Cette année, comme près d’un quart des Français, je me suis lancé pour la troisième fois consécutive dans le Dry January, le fameux défi de janvier au cours duquel on choisit de s’engager, surtout auprès de soi-même, à ne pas boire d’alcool pendant trente et un jours. Pour certains, et de manière générale, ce défi ne requiert pas d’effort particulier. L’alcool, dans leur vie, est à une place convenable : il est bu pour son goût, avec parcimonie et déjà déshabillé de l’éventualité de l’ivresse, qui n’est pas recherchée.

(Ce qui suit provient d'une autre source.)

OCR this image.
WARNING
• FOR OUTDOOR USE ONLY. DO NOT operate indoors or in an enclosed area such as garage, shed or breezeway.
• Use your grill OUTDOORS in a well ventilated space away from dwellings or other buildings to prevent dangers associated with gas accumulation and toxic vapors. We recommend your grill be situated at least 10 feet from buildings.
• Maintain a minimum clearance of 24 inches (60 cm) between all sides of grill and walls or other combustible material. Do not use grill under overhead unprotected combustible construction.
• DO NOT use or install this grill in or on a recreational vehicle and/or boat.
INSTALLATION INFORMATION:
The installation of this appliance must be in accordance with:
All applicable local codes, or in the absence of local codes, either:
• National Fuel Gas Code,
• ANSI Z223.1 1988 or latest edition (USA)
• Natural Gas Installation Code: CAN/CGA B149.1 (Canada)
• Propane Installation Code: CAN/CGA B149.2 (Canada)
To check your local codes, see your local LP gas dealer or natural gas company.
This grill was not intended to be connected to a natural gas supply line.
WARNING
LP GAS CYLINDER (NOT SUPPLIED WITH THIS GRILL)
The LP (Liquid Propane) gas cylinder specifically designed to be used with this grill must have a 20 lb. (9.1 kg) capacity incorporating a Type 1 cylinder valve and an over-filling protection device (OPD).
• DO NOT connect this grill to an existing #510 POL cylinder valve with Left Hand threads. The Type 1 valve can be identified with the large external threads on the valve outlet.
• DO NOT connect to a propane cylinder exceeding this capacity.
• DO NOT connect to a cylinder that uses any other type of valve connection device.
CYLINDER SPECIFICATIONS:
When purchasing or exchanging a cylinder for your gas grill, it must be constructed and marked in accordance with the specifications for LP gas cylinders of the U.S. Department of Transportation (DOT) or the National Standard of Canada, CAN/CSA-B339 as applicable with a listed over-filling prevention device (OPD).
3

Pour d’autres comme moi, l’exercice est à la hauteur du nom qu’on lui donne, à savoir un challenge. Parce que l’alcool a toujours été là : j’ai bu mon premier verre de Sauternes au réveillon de Noël à 13 ans, âge auquel ma famille a estimé qu’il était raisonnable, voire important, que je découvre le vin pour des raisons de culture générale. Parce que l’alcool a vite été le garant d’une fête réussie : les souvenirs positifs que j’ai de ma vie étudiante et dans lesquels il n’est pas impliqué se comptent sur les doigts d’une main.

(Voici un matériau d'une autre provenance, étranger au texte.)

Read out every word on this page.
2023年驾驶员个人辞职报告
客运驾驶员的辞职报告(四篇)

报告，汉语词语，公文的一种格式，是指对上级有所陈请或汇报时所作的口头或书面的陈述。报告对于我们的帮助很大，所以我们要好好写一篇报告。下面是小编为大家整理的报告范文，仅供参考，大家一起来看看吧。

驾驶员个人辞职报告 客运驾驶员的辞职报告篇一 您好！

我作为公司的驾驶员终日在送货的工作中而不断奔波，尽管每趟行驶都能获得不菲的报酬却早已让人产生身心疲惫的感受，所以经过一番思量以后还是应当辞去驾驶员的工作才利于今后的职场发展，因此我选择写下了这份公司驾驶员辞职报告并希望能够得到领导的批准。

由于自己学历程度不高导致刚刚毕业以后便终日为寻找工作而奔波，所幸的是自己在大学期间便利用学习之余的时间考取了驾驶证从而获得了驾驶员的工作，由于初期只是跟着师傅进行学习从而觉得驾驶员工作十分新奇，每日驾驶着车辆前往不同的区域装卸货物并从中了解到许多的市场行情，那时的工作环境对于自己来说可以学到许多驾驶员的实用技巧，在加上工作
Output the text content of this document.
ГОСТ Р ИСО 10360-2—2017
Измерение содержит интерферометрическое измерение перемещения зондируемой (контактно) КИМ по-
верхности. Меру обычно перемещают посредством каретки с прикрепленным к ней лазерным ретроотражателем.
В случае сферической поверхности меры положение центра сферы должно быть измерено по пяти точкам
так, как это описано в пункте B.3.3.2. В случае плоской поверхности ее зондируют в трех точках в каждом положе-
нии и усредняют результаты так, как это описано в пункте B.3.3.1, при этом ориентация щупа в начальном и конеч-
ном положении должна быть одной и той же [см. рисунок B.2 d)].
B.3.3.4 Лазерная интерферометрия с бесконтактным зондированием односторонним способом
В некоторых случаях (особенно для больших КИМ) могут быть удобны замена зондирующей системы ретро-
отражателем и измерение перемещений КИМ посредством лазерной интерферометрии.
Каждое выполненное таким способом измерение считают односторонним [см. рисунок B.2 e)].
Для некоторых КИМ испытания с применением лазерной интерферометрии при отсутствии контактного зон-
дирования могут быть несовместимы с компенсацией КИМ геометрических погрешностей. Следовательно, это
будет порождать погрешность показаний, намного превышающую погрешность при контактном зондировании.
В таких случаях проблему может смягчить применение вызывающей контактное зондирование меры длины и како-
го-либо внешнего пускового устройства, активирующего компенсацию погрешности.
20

Et puis parce que se passer de l’alcool, quand on travaille ou qu’on a comme tout le monde son lot de petits problèmes, nécessite d’inventer pour soi-même de nouvelles manières d’être au monde. Comme Charlotte Peyronnet, avec qui j’en parlais au moment de la parution du livre dans lequel elle explore les racines de son alcoolisme, je me suis longtemps trouvé plus drôle, plus intéressant et moins timide après deux pintes.

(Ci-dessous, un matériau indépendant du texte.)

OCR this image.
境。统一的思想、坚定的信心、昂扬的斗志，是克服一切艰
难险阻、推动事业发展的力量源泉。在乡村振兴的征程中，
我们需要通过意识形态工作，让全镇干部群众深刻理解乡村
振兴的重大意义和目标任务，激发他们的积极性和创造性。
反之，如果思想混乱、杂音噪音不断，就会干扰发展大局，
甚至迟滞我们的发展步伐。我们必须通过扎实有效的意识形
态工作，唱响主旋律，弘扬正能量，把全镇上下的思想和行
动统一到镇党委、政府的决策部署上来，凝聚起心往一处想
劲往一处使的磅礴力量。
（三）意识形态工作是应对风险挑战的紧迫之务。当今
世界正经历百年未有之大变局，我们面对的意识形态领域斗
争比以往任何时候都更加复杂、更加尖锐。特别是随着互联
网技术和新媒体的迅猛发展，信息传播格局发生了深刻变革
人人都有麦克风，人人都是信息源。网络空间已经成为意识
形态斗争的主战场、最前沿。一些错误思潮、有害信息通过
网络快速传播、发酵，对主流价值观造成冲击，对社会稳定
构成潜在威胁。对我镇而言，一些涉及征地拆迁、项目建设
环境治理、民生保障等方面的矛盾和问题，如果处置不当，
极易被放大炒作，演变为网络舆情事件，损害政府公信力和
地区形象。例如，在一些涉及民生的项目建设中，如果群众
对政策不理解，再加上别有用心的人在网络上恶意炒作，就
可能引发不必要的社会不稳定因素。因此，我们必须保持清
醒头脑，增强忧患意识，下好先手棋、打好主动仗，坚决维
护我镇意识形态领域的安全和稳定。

Le fait est qu’au terme de ce troisième Dry January, je me pose sérieusement la question d’arrêter l’alcool pendant un an. Sans en faire une performance, ou quelque chose dont je voudrais pouvoir me vanter, c’est la première fois que j’arrive à mesurer – à travers un journal que j’ai tenu tous les jours – l’impact positif de cet arrêt sur ma fatigue, mes niveaux d’anxiété, ma capacité à gérer le stress ou encore la contrariété.
Ceci n’a rien de surprenant : une revue de la littérature scientifique britannique, publiée en septembre 2025, confirme l’accroissement du bien-être psychologique à long terme des personnes qui s’engagent dans le Dry January au moins une fois dans leur vie. Alors durera, durera pas ? Le 31 janvier, je suis invité à dîner chez des amies qui aiment le bon champagne. Mon premier vrai test.